Il poursuit en se demandant «si celui qui a parlé de loi d’amnistie sait de quoi il s’agit». Avant d’ajouter «c’est quoi une loi d’amnistie ? Une loi qui supprime les conséquences pénales. Elle ne supprime pas les faits matériels ni conséquences civiles. Mieux, une loi d’amnistie met fin aux poursuites et aux condamnations. Qui a été condamné et qui est poursuivi à jour à la suite des tragiques événements de septembre 2016 ? Que celui qui a parlé de la loi d’amnistie nous dise qui a été condamné ou qui est poursuivi».

«Mais, puisqu’il veut supprimer les conséquences pénales, on lui rappelle que jamais il ne supprimera les faits matériels ni les conséquences civiles. Or, qui parle de conséquences civiles, parle de réparations. Celui qui a parlé de loi d’amnistie admet donc qu’il y a nécessité de procéder à des réparations. Vis-à-vis de qui et pourquoi ? D’un tel aveu de la part d’un Premier ministre, le peuple gabonais et moi-même sommes preneurs»; lance t-il.

A la lumière des faits, il paraît nécessaire que le gouvernement lève le voile sur ce qui s’est réellement passé durant la présidentielle d’août 2016 et entre le 31 août et le 3 septembre 2016 au Gabon. «Nous devons connaître la vérité, toute la vérité. Nous avons aussi droit à la justice, que les coupables soient clairement désignés et qu’ils répondent de leurs actes (…) Les personnes impliquées dans ce vaudeville et ces tueries doivent donc répondre de leurs actes. Après cela, nous pourrons parler des conséquences civiles et donc des réparations vis-à-vis des familles des victimes»; a t-il indiqué.

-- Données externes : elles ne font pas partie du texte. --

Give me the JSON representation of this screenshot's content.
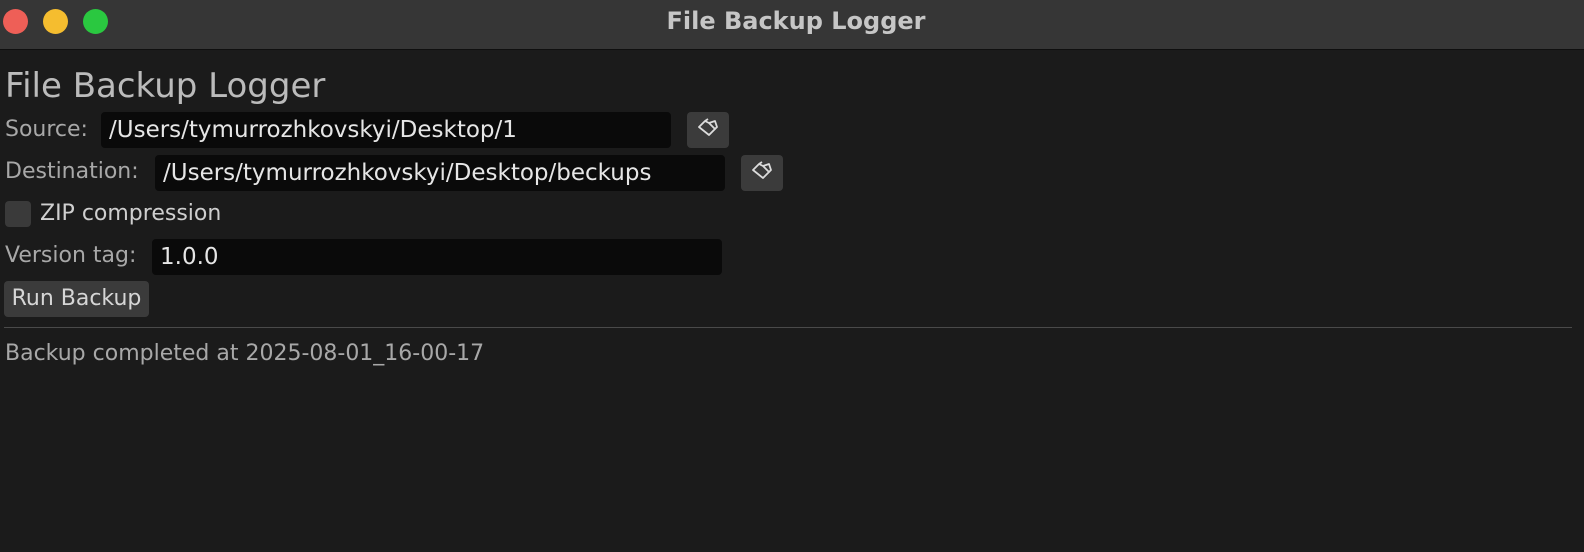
{
  "window": {
    "title": "File Backup Logger",
    "controls": {
      "close_color": "#ee5f57",
      "minimize_color": "#f5bd2f",
      "zoom_color": "#2ac840"
    }
  },
  "app": {
    "heading": "File Backup Logger"
  },
  "source": {
    "label": "Source:",
    "value": "/Users/tymurrozhkovskyi/Desktop/1",
    "browse_icon": "folder-icon"
  },
  "destination": {
    "label": "Destination:",
    "value": "/Users/tymurrozhkovskyi/Desktop/beckups",
    "browse_icon": "folder-icon"
  },
  "zip": {
    "label": "ZIP compression",
    "checked": false
  },
  "version": {
    "label": "Version tag:",
    "value": "1.0.0"
  },
  "actions": {
    "run_label": "Run Backup"
  },
  "status": {
    "text": "Backup completed at 2025-08-01_16-00-17"
  }
}
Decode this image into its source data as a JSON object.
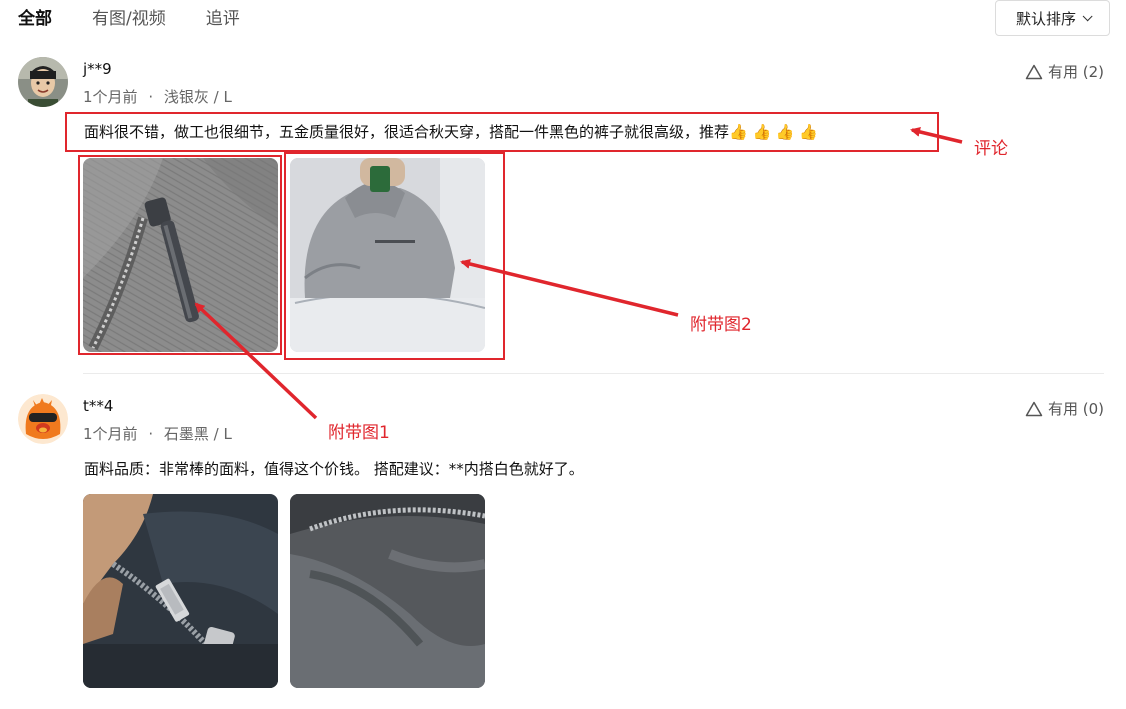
{
  "tabs": [
    {
      "label": "全部",
      "active": true
    },
    {
      "label": "有图/视频",
      "active": false
    },
    {
      "label": "追评",
      "active": false
    }
  ],
  "sort": {
    "label": "默认排序",
    "icon": "chevron-down-icon"
  },
  "reviews": [
    {
      "username": "j**9",
      "time": "1个月前",
      "separator": "·",
      "variant": "浅银灰 / L",
      "useful_label": "有用 (2)",
      "comment": "面料很不错，做工也很细节，五金质量很好，很适合秋天穿，搭配一件黑色的裤子就很高级，推荐👍 👍 👍 👍",
      "photos": [
        "zipper-closeup-photo",
        "mirror-selfie-photo"
      ]
    },
    {
      "username": "t**4",
      "time": "1个月前",
      "separator": "·",
      "variant": "石墨黑 / L",
      "useful_label": "有用 (0)",
      "comment": "面料品质：非常棒的面料，值得这个价钱。 搭配建议：**内搭白色就好了。",
      "photos": [
        "dark-zipper-photo",
        "dark-fabric-photo"
      ]
    }
  ],
  "annotations": {
    "comment_label": "评论",
    "photo1_label": "附带图1",
    "photo2_label": "附带图2",
    "color": "#e0262d"
  }
}
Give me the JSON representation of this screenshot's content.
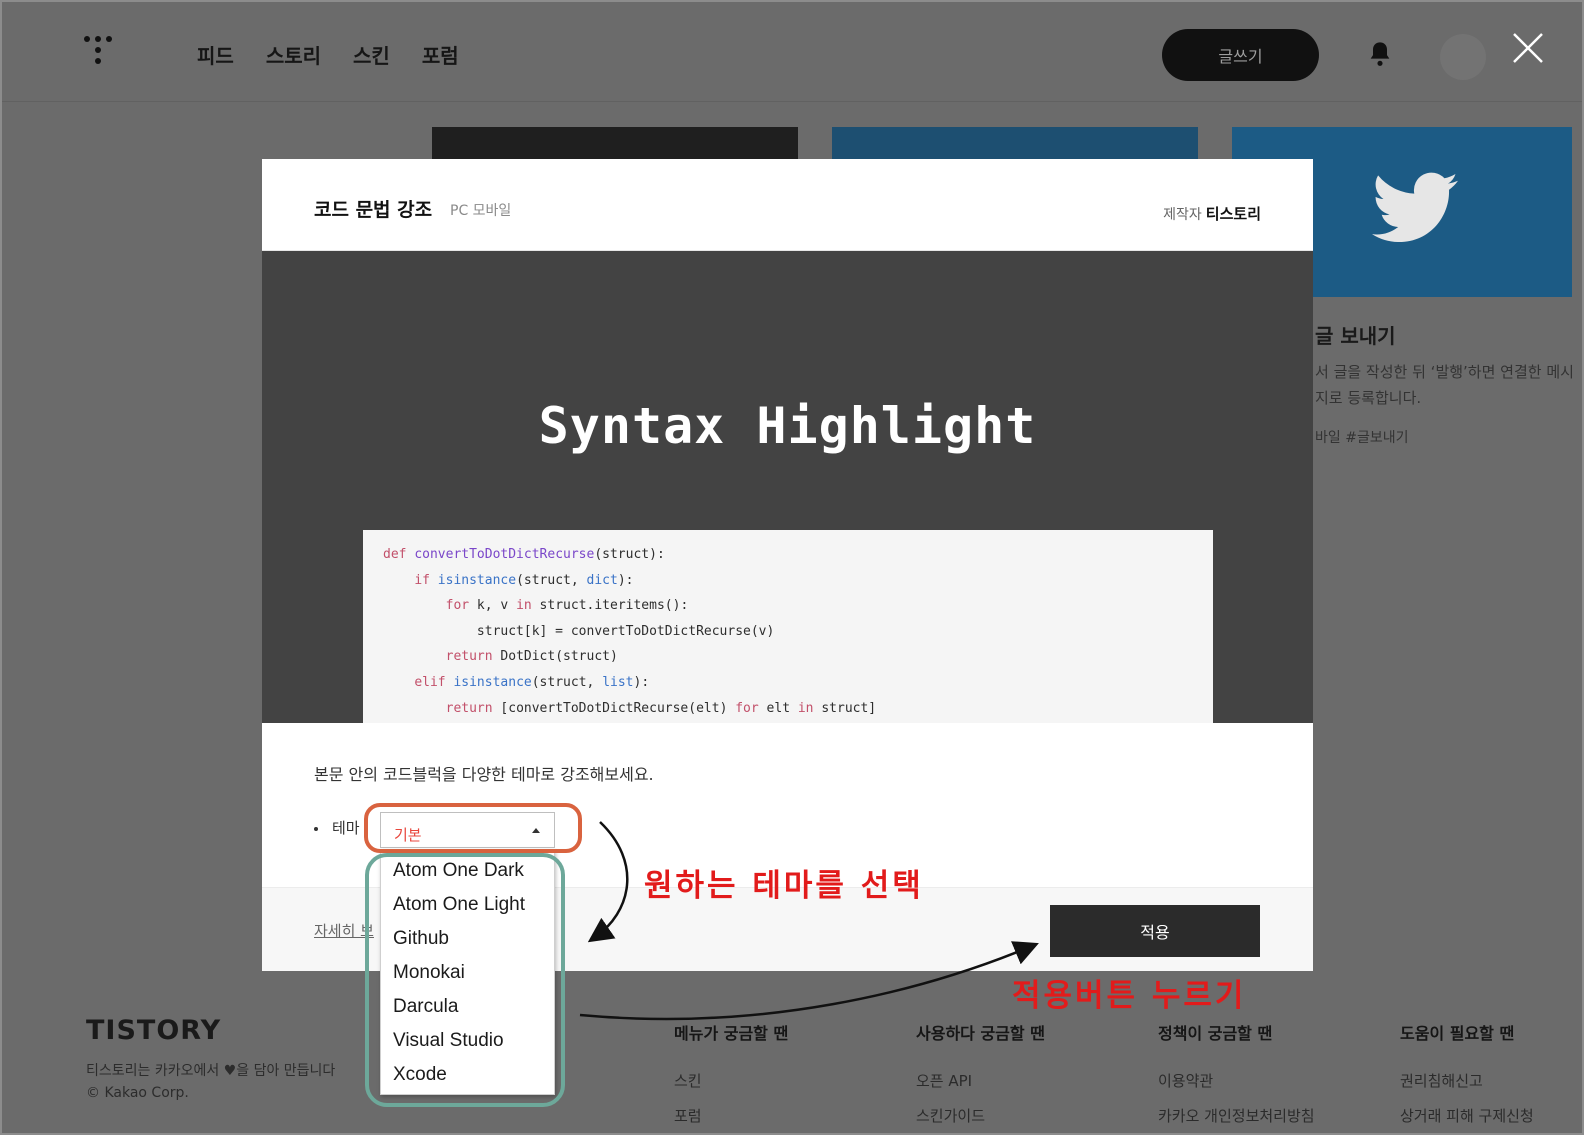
{
  "topbar": {
    "nav": [
      "피드",
      "스토리",
      "스킨",
      "포럼"
    ],
    "write_label": "글쓰기"
  },
  "background_card": {
    "title": "글 보내기",
    "desc": "서 글을 작성한 뒤 ‘발행’하면 연결한 메시지로 등록합니다.",
    "tags": "바일  #글보내기"
  },
  "modal": {
    "title": "코드 문법 강조",
    "platforms": "PC 모바일",
    "author_label": "제작자",
    "author": "티스토리",
    "preview_title": "Syntax Highlight",
    "description": "본문 안의 코드블럭을 다양한 테마로 강조해보세요.",
    "theme_label": "테마",
    "theme_selected": "기본",
    "theme_options": [
      "Atom One Dark",
      "Atom One Light",
      "Github",
      "Monokai",
      "Darcula",
      "Visual Studio",
      "Xcode"
    ],
    "detail_link": "자세히 보",
    "apply_label": "적용"
  },
  "code_sample": [
    "def convertToDotDictRecurse(struct):",
    "    if isinstance(struct, dict):",
    "        for k, v in struct.iteritems():",
    "            struct[k] = convertToDotDictRecurse(v)",
    "        return DotDict(struct)",
    "    elif isinstance(struct, list):",
    "        return [convertToDotDictRecurse(elt) for elt in struct]"
  ],
  "annotations": {
    "select_theme": "원하는 테마를 선택",
    "press_apply": "적용버튼 누르기"
  },
  "footer": {
    "brand": "TISTORY",
    "tagline": "티스토리는 카카오에서 ♥을 담아 만듭니다",
    "copyright": "© Kakao Corp.",
    "columns": [
      {
        "title": "메뉴가 궁금할 땐",
        "links": [
          "스킨",
          "포럼"
        ]
      },
      {
        "title": "사용하다 궁금할 땐",
        "links": [
          "오픈 API",
          "스킨가이드"
        ]
      },
      {
        "title": "정책이 궁금할 땐",
        "links": [
          "이용약관",
          "카카오 개인정보처리방침"
        ]
      },
      {
        "title": "도움이 필요할 땐",
        "links": [
          "권리침해신고",
          "상거래 피해 구제신청"
        ]
      }
    ]
  },
  "colors": {
    "overlay": "#6b6b6b",
    "accent_red": "#e21b1b",
    "annotation_orange": "#d9633f",
    "annotation_green": "#6da89a"
  }
}
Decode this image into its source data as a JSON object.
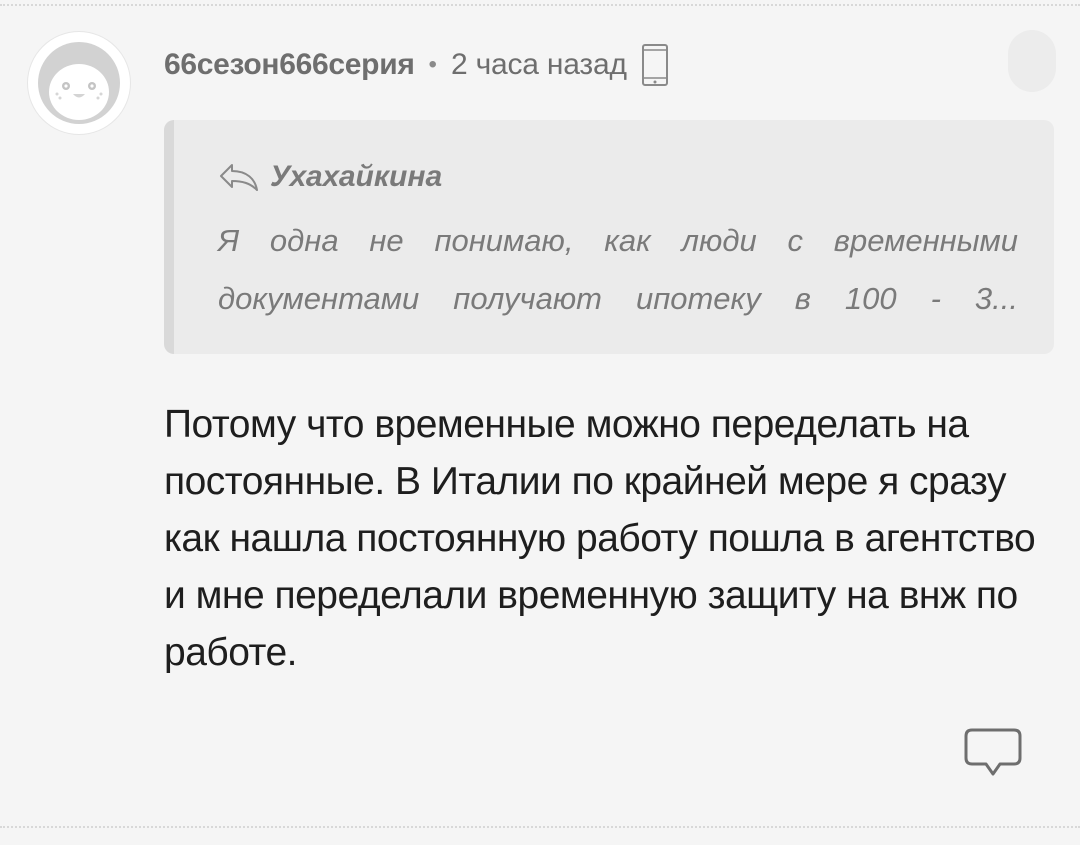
{
  "comment": {
    "author": "66сезон666серия",
    "separator": "•",
    "time": "2 часа назад",
    "device_icon": "phone-icon",
    "avatar_icon": "penguin-avatar",
    "quote": {
      "reply_icon": "reply-arrow-icon",
      "author": "Ухахайкина",
      "text": "Я одна не понимаю, как люди с временными документами получают ипотеку в 100 - 3..."
    },
    "body": "Потому что временные можно переделать на постоянные. В Италии по крайней мере я сразу как нашла постоянную работу пошла в агентство и мне переделали временную защиту на внж по работе.",
    "reply_button_icon": "comment-bubble-icon",
    "more_button_icon": "more-icon"
  }
}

«Puisqu’ils proclament tous les jours que le Gabon est un Etat de droit, qu’ils en fassent alors la démonstration et se soumettent à la justice de leur pays ! On ne peut pas nous parler d’une loi d’amnistie qui ne serait qu’une auto amnistie. On ne construit pas un Etat, une nation, une destinée commune sur le déni de réalité, la fuite en avant, l’accumulation des frustrations, l’impunité et les cadavres de nos compatriotes. On construit un Etat et une nation sur la vérité, la reddition des comptes et le respect de la dignité humaine»; conclut -il.